Voluntarily? Even the Office of the National Coordinator (ONC), the party who issues the rule, admits that it expects such voluntary participation to be quite low. Why issue this proposed rule if only to make it voluntary? Perhaps to break ONC’s pattern of compressed regulation timelines by giving EHR developers an early preview of functionality that will be required for ONC’s upcoming 2017 certification rule, which in turn will be mandatory to comply with Stage 3 Meaningful Use. But even with that cushy deadline, industry stakeholders are pushing back.

Last week, the Electronic Health Records Association (EHRA) spoke out against the regulation, stating that “the proposed rule specifically does not respond to our repeated requests for final rules and all supporting materials and tools at least 18 months in advance of when providers and others expect certified products to be available.” (As if any other supporting evidence were needed for our decision last month to sever ties with this static group of software vendors.)

Unlike the EHRA, we appreciate this heads-up from the ONC. But as demonstrated by our 95.4% Meaningful Use attestation rate in 2013, our clients are thriving in the face of Meaningful Use requirements and timelines.

The ONC’s 2015 EHR Certification rule includes a handful of requirements that create tremendous value for both providers and patients—requirements such as more data-driven clinical decision support and advanced drug-drug and drug-allergy checks, to minimize the likelihood that patients are accidentally given prescriptions or procedures that may harm them. Is the industry really pushing back on this?

Not every requirement in the proposed regulation is perfect, of course, and frankly, some are outright awful, which I’ll show you some examples of later in the post. But the lens we use is not whether we have the time and resources to make changes (after all, this is 2014, if it still takes you 18 months to build and roll out elementary functionality, you are doing something wrong). Rather, we look at this rule in terms of the value it can bring to providers and patients, and ask whether the industry and government could invest in initiatives that will have even broader and more meaningful positive impact than the ones proposed.

Here’s an example: Consider that the rule calls on providers to be able to record a patient’s military service status, although it is wholly unimportant information for most clinical visits. Or that it suggests that providers record a patient’s occupation in a structured code, requiring providers to sort through a monstrous list of potential occupation codes. These are activities that only add to the time caregivers spend in front of their screen and away from patients.

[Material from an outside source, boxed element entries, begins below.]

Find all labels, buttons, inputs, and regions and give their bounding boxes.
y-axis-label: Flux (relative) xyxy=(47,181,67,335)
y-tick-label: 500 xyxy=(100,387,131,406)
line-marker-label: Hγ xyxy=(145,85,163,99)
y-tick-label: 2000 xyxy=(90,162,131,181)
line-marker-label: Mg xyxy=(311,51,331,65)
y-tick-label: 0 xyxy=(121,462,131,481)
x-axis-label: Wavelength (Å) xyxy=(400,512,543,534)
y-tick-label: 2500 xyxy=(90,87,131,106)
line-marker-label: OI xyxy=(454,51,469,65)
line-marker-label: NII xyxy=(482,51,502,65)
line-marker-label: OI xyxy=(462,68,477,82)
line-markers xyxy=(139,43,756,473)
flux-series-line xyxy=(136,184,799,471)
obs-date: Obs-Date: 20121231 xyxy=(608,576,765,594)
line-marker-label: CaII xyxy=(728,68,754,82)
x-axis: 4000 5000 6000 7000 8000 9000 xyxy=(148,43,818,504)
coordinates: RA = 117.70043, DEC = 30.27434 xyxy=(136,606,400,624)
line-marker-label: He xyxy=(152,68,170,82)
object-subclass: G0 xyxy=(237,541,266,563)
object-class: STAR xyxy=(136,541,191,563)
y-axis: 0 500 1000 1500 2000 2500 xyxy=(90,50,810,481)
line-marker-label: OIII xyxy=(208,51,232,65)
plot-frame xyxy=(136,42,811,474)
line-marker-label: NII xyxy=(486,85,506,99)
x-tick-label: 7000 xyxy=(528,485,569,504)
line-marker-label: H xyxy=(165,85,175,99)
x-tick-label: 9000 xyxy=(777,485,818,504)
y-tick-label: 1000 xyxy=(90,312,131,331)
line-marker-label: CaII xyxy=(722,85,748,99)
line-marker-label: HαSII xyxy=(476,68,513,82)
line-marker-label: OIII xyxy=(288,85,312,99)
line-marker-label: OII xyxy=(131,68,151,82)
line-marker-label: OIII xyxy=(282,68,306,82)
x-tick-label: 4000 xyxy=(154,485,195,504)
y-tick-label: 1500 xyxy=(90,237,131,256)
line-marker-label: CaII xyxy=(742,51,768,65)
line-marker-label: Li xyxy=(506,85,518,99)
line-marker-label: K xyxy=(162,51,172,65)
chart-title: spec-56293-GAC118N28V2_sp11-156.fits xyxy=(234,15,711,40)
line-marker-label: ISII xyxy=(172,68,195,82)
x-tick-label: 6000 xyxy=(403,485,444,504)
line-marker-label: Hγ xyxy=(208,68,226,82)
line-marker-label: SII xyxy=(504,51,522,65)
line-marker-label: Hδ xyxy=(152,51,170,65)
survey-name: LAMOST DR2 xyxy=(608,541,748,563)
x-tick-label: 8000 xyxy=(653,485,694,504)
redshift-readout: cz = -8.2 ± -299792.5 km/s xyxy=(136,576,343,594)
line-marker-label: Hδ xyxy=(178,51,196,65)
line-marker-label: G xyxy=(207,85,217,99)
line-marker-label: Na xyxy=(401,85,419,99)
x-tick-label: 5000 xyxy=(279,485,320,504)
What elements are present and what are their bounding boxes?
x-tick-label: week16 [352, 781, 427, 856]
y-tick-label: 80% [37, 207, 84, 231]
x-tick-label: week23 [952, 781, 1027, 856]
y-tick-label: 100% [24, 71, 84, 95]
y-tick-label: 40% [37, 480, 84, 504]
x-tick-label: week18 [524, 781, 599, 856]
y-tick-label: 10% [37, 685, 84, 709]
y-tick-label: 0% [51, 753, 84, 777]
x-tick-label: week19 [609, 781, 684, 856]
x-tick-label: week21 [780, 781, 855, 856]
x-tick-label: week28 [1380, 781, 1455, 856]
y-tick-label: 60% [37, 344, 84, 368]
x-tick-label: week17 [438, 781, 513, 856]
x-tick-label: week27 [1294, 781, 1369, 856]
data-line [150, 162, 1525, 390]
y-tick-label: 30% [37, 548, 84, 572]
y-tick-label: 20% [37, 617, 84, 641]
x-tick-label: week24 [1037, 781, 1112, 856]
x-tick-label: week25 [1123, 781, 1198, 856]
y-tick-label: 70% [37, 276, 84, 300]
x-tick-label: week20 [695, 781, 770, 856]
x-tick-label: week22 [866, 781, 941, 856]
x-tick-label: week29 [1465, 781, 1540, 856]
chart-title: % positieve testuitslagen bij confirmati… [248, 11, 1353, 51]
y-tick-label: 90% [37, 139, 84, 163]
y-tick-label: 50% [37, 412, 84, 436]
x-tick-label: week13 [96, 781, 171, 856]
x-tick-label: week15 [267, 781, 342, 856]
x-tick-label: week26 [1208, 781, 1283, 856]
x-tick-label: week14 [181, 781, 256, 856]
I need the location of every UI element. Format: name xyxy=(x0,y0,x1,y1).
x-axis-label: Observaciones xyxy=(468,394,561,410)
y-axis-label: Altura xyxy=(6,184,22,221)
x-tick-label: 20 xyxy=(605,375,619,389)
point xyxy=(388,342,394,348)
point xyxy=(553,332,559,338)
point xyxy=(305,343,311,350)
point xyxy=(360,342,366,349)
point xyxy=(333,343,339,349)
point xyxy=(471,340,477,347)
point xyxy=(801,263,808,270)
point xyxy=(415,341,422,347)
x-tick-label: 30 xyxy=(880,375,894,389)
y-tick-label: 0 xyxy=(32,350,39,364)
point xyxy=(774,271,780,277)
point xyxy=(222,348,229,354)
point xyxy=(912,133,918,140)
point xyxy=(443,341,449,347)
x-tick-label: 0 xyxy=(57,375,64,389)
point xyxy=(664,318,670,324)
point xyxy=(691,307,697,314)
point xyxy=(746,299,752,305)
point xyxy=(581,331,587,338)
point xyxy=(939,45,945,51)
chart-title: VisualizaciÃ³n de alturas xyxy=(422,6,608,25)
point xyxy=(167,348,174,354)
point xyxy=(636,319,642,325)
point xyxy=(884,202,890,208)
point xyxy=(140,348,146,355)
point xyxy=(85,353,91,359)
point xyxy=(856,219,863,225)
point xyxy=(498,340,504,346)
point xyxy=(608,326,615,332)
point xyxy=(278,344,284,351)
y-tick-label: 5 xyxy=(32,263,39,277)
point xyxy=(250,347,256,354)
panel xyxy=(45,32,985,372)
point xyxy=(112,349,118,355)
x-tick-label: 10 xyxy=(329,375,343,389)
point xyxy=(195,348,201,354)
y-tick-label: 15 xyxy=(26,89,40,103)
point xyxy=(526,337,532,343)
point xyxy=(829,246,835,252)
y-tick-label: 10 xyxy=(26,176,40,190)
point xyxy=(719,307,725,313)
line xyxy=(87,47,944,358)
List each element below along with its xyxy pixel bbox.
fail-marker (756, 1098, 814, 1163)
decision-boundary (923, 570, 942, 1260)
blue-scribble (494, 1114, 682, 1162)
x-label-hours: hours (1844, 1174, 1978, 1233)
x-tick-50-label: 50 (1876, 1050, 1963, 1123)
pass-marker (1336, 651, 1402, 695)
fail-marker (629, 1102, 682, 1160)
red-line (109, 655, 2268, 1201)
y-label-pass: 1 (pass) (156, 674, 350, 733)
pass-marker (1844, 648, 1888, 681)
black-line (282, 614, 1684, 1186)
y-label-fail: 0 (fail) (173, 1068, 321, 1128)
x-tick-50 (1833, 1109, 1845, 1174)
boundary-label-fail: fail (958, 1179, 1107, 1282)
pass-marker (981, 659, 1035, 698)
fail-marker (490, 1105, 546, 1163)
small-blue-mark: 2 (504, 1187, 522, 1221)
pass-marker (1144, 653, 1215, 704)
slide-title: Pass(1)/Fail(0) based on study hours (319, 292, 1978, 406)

Some requirements have even less value. One that’s associated with clinical quality suggests sharing a massive amount of granular patient information with the Centers for Medicare and Medicaid Services (CMS) for no apparent reason other than the technical ability to do so. Yet another revises—for the third time in four years!—the codes used to record a patient’s preferred language. Hardly the barn-burning tasks that will revolutionize health care.

What the national health care delivery system really needs is a true mandate for robust interoperability. Some of these capabilities are desperately needed, such as the ability to find a patient’s records wherever they may reside. What about creating provider directories to enable scalability of provider-to-provider and patient-to-provider electronic messaging? Where is the ability for providers to click a button and migrate all their data – clinical, quality, population health, patient communication – wherever they wish, without being held hostage by a poorly performing EHR? All of these critical pieces are superficially explored, if at all, in the proposed rule, but could prove so instrumental to the transformation of health care over the next few years.

To the ONC and the industry, we say: There is work to be done. We cannot and should not slow down… we are already far behind schedule. Let’s focus on pushing the boundaries of interoperability, openness, and clinical rigor. Let’s focus on the innovation it can enable, the silos it can break down, the lives it can improve, the costs it can eliminate. Now is the time to push. And push hard.